Kapolres Inhil AKBP Donny Eko Listianto menegaskan bahwa penanganan Karhutla membutuhkan keterlibatan seluruh pihak.
“Karhutla adalah tanggung jawab bersama. Sinergi antara pemerintah, TNI-Polri, instansi terkait, dunia usaha, dan masyarakat harus terus diperkuat agar pencegahan dapat dilakukan sejak dini,” tegas Donny.
Dia juga mengingatkan masyarakat agar tidak membuka lahan dengan cara membakar.
“Kami juga mengajak seluruh masyarakat untuk tidak membuka lahan dengan cara membakar karena dampaknya sangat luas, mulai dari kerusakan lingkungan, gangguan kesehatan, hingga terganggunya aktivitas masyarakat,” ujarnya.
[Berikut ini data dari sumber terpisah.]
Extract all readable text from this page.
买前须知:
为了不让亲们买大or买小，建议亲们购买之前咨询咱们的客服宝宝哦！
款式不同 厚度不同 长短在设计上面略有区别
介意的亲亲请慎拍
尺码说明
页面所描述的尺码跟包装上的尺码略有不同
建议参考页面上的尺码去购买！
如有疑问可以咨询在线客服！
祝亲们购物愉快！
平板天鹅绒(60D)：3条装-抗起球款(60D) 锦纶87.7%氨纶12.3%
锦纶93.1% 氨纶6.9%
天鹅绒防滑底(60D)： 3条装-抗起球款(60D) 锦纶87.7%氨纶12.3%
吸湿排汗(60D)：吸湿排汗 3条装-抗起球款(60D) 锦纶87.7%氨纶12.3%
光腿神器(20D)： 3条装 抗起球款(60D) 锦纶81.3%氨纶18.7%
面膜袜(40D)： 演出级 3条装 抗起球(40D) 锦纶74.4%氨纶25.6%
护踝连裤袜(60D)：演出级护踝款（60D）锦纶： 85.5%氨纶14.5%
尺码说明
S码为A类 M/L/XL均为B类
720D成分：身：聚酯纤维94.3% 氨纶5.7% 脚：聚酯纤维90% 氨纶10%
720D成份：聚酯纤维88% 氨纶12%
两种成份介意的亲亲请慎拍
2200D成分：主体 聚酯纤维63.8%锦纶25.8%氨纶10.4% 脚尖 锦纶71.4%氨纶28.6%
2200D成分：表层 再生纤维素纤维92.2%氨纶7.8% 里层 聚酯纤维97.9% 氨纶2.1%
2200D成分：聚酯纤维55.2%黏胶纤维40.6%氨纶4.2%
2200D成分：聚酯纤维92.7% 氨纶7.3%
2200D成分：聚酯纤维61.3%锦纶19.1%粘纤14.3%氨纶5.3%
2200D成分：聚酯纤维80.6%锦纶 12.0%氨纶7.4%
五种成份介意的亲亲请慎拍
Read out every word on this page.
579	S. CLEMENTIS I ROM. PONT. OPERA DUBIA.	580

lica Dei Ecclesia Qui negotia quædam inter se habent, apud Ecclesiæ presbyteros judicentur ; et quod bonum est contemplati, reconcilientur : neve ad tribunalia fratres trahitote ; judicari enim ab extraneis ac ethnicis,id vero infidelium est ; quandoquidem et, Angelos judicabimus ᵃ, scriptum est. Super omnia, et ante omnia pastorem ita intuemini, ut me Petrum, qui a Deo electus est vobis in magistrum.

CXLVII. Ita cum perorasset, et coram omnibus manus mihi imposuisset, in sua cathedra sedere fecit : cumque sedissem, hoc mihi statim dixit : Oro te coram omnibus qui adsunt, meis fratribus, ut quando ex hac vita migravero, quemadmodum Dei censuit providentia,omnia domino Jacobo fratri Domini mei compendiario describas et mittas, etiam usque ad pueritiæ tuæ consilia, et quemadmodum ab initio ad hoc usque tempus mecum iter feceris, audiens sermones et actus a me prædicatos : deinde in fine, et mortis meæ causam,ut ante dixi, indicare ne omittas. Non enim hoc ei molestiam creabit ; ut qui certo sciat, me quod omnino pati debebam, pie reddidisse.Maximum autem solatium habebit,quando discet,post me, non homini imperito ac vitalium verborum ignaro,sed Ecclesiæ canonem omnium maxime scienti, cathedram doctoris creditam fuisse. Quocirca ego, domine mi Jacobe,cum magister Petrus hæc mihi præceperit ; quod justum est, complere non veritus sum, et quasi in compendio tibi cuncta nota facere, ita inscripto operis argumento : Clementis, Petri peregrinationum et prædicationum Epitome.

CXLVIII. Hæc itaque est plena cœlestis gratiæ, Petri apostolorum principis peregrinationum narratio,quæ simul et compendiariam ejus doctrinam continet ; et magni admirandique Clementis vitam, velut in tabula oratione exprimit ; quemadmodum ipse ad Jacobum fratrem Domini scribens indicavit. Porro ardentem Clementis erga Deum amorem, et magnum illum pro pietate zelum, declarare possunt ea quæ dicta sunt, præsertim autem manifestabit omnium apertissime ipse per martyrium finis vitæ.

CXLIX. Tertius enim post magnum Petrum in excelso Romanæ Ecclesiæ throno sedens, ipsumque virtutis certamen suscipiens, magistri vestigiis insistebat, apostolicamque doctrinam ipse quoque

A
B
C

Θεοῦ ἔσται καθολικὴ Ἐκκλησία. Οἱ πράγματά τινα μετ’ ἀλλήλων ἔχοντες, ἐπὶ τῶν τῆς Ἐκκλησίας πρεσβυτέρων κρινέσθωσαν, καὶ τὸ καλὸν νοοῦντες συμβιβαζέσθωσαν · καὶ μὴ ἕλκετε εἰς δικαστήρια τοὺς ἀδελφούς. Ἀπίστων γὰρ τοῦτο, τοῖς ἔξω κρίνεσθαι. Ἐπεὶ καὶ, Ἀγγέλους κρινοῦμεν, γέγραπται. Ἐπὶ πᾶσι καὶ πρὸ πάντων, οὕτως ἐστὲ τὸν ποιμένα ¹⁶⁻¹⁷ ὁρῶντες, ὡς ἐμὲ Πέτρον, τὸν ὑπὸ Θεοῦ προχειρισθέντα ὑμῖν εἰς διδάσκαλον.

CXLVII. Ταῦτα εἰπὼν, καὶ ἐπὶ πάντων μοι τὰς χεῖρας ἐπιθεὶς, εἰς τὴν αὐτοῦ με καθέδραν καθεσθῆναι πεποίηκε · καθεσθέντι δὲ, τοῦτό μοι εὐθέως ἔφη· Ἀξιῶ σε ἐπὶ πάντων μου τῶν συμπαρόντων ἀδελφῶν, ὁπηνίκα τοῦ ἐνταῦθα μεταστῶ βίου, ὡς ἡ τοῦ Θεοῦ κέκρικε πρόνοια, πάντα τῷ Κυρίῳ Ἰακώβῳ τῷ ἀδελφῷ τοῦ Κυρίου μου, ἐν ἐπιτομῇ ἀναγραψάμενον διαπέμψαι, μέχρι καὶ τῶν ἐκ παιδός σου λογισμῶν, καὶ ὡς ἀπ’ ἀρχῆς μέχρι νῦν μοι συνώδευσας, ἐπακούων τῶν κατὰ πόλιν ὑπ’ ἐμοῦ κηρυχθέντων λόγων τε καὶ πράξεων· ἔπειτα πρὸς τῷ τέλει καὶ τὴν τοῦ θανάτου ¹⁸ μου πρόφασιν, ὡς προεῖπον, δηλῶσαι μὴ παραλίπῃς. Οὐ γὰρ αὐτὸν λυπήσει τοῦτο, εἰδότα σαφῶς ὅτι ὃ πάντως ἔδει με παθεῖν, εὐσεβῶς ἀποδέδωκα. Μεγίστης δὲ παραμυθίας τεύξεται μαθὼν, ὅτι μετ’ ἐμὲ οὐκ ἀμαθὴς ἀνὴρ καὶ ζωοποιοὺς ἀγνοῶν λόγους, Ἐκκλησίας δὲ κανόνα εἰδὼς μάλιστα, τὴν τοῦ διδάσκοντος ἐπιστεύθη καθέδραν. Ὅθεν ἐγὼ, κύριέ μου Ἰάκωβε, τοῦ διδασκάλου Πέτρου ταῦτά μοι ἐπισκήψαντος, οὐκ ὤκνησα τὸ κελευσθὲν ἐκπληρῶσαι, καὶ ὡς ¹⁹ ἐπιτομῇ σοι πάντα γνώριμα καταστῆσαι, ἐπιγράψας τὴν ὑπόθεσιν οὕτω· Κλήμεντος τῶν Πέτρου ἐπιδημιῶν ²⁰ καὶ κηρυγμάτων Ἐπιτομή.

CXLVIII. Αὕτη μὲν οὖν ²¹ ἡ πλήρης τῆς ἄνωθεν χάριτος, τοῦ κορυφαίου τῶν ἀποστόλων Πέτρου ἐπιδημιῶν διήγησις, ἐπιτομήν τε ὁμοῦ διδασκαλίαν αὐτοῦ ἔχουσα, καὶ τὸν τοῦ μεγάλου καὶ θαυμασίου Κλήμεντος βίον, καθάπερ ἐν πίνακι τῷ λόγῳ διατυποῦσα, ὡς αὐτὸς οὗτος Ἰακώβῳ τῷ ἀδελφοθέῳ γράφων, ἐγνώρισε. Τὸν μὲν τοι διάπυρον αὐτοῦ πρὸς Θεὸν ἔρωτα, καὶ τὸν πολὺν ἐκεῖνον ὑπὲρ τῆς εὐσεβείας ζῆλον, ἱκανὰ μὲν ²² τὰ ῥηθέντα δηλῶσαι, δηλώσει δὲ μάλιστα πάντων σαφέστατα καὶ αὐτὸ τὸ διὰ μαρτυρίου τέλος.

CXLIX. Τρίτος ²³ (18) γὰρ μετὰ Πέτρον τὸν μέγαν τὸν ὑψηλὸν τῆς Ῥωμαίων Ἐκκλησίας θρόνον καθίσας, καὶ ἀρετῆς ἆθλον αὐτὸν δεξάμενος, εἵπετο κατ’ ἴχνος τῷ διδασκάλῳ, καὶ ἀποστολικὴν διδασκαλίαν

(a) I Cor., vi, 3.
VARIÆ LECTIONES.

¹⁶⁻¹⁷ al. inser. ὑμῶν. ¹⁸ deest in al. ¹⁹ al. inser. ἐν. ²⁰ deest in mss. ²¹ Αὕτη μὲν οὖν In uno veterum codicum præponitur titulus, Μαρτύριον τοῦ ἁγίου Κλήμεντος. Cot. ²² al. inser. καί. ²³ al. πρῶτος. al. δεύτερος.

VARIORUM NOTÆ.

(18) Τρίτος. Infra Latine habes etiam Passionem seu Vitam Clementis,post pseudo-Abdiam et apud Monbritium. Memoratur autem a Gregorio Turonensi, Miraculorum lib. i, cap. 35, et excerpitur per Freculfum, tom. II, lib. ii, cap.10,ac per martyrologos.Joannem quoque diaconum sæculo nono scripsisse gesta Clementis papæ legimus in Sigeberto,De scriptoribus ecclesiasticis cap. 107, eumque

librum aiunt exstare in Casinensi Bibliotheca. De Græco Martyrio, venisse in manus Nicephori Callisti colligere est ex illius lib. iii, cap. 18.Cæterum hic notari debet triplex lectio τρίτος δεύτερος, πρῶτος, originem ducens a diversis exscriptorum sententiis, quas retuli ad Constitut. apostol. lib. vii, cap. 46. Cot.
Apel siaga tersebut berakhir sekitar pukul 10.30 WIB dalam keadaan aman, tertib, dan kondusif.
Kegiatan ini menjadi penegasan komitmen bersama pemerintah daerah, aparat keamanan, instansi terkait, dunia usaha, dan masyarakat untuk memperkuat pencegahan serta kesiapsiagaan menghadapi ancaman Karhutla di Kabupaten Indragiri Hilir.